Bisa jadi kasus-kasus kejahatan seksual bagaikan fenomena gunung es. Yang dilaporkan hanya sebagian kecil karena berbagai alasan. Biar pun tidak dilaporkan bisa saja informasi tentang kejahatan seksual tsb. merebak di pusat-pusat informasi pariwisata mancanegara.

Kejahatan seksual yang merupakan kejahatan terhadap harkat dan martabat manusia jadi kabar tidak baik bagi pariwisata nasional yang gaungnya ke seluruh dunia. Kalau ada pelaku yang mengatakan karena pengaruh miras, maka hukumannya lebih berat yaitu perkosaan berencana.

Salah satu dari 10 DTW baru adalah Danau Toba di Sumatera Utara. Kecelakaan kapal di danau itu bisa juga jadi kabar buruk bagi wisatawan.

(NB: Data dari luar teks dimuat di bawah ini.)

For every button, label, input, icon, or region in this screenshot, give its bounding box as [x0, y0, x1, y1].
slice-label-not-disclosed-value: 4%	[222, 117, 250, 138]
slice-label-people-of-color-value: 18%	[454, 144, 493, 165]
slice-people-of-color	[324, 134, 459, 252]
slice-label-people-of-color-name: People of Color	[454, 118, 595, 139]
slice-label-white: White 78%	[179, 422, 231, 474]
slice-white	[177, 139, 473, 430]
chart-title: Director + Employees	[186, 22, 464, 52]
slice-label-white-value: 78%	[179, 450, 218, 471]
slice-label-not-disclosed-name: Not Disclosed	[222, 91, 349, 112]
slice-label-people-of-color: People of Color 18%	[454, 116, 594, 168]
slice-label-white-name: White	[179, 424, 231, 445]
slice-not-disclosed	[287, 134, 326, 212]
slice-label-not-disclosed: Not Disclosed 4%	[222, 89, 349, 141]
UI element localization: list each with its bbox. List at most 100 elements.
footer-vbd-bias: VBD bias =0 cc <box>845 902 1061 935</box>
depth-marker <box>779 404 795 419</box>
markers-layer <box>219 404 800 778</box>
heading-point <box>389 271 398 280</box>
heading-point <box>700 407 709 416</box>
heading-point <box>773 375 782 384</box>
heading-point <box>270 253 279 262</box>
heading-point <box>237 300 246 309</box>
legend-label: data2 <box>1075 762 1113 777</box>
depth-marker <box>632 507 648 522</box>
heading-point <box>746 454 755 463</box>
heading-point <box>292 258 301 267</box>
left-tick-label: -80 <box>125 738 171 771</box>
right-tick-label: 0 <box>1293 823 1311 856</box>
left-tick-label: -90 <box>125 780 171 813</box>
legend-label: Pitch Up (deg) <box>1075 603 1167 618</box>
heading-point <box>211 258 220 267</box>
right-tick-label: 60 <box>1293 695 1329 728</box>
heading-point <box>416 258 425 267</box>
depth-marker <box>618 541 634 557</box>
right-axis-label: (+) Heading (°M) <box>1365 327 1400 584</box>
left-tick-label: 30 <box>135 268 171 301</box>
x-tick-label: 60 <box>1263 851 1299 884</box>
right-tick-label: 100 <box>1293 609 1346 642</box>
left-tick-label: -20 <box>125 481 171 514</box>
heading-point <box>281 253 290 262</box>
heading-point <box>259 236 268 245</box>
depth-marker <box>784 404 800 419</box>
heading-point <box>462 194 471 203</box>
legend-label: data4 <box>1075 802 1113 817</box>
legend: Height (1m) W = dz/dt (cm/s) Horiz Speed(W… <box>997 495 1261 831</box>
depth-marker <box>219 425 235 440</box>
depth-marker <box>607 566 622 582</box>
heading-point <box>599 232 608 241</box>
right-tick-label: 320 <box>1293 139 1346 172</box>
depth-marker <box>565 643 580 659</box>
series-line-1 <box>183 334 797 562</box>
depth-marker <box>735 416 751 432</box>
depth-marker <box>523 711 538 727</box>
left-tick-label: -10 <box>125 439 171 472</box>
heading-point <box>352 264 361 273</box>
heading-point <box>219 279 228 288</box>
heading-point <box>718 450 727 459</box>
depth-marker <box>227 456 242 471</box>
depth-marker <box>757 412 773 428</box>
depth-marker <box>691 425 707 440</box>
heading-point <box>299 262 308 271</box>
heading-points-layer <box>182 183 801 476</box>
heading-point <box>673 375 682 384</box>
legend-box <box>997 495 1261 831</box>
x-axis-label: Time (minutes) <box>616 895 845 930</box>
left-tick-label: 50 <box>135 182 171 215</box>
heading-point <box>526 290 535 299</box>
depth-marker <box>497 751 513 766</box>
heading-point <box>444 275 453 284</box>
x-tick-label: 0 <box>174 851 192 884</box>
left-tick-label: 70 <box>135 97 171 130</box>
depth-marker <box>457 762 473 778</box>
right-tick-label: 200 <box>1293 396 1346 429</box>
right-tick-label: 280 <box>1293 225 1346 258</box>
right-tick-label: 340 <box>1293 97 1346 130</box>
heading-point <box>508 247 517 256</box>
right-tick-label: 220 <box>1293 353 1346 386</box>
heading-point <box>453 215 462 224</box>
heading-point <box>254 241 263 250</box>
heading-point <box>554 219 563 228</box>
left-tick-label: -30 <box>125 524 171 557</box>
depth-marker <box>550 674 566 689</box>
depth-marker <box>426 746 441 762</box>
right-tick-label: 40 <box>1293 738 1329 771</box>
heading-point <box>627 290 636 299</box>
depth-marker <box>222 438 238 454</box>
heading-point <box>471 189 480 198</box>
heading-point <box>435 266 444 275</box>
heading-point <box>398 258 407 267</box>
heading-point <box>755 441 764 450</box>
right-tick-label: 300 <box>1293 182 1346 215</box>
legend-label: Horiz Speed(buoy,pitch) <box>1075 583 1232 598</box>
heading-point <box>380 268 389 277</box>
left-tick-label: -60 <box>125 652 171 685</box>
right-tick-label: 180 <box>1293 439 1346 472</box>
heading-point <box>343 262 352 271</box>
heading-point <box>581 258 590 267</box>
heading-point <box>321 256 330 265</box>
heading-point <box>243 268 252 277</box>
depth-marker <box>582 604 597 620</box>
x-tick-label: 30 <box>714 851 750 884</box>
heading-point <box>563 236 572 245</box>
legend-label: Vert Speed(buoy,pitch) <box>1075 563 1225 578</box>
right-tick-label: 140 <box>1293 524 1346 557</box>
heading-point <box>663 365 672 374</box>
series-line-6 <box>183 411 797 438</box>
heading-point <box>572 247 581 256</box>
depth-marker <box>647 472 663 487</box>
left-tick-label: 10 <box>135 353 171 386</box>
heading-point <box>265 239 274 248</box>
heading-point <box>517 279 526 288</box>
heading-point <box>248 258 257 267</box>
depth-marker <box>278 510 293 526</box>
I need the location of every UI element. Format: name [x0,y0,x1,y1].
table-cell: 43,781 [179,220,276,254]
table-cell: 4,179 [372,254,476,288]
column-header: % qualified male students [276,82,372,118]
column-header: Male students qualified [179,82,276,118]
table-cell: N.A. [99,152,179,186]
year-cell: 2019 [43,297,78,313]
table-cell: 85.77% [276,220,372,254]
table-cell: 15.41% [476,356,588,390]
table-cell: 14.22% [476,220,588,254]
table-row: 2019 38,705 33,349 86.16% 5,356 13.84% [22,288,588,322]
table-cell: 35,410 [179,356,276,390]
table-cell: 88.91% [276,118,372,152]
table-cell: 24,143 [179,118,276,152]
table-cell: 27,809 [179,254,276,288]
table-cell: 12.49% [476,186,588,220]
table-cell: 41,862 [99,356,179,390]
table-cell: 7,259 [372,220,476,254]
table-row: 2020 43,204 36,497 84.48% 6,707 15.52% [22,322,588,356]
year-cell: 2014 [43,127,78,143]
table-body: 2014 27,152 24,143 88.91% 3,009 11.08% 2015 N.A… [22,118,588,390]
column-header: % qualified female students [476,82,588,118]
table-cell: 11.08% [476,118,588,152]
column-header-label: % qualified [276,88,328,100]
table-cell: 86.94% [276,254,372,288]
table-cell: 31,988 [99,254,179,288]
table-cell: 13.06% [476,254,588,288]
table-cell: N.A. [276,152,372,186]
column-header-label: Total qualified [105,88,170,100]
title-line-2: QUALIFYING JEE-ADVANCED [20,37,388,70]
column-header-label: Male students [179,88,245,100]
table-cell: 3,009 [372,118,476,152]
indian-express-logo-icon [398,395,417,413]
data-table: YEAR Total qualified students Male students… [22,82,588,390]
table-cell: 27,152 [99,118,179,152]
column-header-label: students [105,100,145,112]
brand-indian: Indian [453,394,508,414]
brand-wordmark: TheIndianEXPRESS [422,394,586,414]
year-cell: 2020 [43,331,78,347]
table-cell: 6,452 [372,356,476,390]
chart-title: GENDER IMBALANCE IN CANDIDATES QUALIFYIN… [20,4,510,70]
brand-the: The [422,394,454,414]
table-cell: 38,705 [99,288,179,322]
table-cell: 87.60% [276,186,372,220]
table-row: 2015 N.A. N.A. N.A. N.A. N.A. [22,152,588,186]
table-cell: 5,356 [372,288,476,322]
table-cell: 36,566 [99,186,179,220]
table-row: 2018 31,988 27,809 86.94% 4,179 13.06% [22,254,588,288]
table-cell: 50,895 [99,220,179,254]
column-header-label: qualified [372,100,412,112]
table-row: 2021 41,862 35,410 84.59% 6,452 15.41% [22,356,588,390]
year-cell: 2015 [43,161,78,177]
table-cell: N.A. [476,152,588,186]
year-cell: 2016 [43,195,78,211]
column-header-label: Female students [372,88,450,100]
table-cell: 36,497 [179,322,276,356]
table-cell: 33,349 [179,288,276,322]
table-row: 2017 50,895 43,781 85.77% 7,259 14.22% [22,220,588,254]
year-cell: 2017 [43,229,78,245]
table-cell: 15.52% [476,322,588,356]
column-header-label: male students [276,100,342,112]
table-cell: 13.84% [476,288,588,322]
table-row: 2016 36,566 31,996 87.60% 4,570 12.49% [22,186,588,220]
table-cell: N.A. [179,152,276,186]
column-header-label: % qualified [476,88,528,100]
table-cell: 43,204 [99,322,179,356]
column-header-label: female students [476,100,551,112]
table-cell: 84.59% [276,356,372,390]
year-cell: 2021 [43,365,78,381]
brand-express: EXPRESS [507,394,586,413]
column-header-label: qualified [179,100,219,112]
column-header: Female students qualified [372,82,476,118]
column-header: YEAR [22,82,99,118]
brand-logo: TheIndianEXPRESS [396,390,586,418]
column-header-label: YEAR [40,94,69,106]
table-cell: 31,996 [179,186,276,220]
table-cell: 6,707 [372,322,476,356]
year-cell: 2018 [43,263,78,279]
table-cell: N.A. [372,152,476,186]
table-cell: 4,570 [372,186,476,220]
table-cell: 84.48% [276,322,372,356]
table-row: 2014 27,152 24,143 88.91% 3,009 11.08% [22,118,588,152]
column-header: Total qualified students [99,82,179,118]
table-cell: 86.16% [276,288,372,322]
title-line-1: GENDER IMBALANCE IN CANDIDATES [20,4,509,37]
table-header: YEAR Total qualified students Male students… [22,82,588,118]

Apalagi kecelakaan terakhir menyisakan duka karena 200 penumpang terkubur bersama kapal di dasar danau. 

DTW baru lain adalah: Tanjung Kelayang di Bangka Belitung, Mandalika di Nusa Tenggara Barat, Wakatobi di Sulawesi Tenggara, Pulau Morotai di Maluku Utara, Kepulauan Seribu di Jakarta, Tanjung Lesung di Banten, Borobudur di Jawa Tengah, Bromo Tengger Semeru di Jawa Timur, dan Labuan Bajo di Nusa Tenggara Timur. Tanpa aktivitas pariwisata yang khas akan sulit bagi DTW ini menarik wisatawan.

Selain kejahatan seksual, kecelakaan transportasi,  kriminalitas lain pun sering terjadi. Pencopetan sampai perampokan. Yang paling sering terjadi adalah pelecehan seksual secara verbal dan nonverbal. Jangankan dengan cara berpakain Wisman seperti Bali, cara berpakaian Wisman di Yogyakarta yang lebih sopan pun akan jadi sasaran pelecehan di daerah lain.

Baca juga: Mewujudkan Pariwisata Indonesia sebagai “ASIA Landscape” 

Tampaknya, perlu edukasi yang berkesinambungan di DTW di luar Yogyakarta dan Bali tentang sikap keseharian dalam menerima wisatawan, baik nusantara maupun mancanegara. Tanpa edukasi yang komprehensif akan sulit mengharapkan ‘hospitality’ sebagai bagian dari pelayanan.

Masalah harga minuman, makana, souvenir dan jasa pun jadi masalah besar karena tidak ada standar. Bahkan, banyak tempat yang tidak mencantumkan daftar menu, harga dan tarif jasa. Kondisi ini jelas bisa merugikan wisatawan nusantara dan mancanegara.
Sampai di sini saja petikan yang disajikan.